There had been a glimmer of hope that the worst start to a trading year on record may be easing, with a surge across all assets spurred by a European Central Bank pledge Thursday to further ease monetary policy.
A report suggesting the Bank of Japan (BoJ) was considering similar moves fanned the optimism, with crude surging about 15 per cent over the two days and equities seeing blistering gains. But analysts said the euphoria subsided as the realisation set in that the oil market is far too oversupplied for its weak demand, and with China's economy continuing to struggle.
"Obviously investors are working through some potentially difficult issues in their minds about the state of the world economy," John Carey, a Boston-based fund manager at Pioneer Investment Management, told Bloomberg News. Shanghai, which has already this year lost about 17 per cent, slumped 6.4 per cent by close Tuesday.
The slump came despite the People's Bank of China pumping $67 billion into the money market in a bid to ease tight liquidity ahead of the Lunar New Year holiday. The injection was the largest since 2013, Bloomberg News reported.
But analysts said dealers took their cue from losses in New York, where all three main indexes lost more than one per cent. Also taking a painful hit was Tokyo's Nikkei, which lost 2.4 per cent, while Hong Kong was 2.5 per cent lower. Seoul closed 1.2 per cent lower while there were also hefty losses in Manila and Taipei. Sydney was closed for a public holiday. In Europe London and Frankfurt opened 1.4 per cent lower, while Paris shed 1.7 per cent.

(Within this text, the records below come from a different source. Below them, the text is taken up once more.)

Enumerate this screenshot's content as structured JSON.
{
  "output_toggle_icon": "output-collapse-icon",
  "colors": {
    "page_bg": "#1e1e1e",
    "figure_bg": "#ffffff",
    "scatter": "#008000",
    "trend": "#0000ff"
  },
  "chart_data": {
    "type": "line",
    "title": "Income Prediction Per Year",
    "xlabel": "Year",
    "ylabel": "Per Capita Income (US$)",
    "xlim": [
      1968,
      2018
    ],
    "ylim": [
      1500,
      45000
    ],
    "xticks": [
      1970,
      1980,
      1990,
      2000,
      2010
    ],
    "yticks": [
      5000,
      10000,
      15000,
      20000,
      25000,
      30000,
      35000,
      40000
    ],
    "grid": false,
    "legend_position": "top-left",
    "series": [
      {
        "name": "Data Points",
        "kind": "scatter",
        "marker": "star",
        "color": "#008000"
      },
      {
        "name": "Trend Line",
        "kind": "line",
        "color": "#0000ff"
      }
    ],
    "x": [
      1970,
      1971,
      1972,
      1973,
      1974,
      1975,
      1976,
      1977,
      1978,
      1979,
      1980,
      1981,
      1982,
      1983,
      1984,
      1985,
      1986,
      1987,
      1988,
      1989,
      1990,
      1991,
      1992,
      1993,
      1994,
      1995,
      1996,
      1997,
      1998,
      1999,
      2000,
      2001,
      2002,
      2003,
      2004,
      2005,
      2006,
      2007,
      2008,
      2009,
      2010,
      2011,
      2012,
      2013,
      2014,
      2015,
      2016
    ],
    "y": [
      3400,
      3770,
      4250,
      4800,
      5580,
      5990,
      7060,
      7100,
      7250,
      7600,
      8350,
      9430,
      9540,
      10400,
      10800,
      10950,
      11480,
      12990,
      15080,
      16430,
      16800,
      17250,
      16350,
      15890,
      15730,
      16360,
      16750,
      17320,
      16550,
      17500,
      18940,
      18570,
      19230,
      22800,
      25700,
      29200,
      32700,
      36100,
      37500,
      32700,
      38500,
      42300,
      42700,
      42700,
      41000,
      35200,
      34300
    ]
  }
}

After ECB boss Mario Draghi's comments on stimulus last week, dealers will be closely following the rhetoric coming out of the US Federal Reserve when it ends its policy meeting Wednesday, which will be followed by the BoJ's on Friday.
The Fed's last session saw it lift interest rates for the first time in almost a decade, citing confidence that the US and global economies were picking up.
With markets from Asia to the Americas seeing trillions of dollars wiped off their valuations since then, experts are keen to find out policymakers' current views.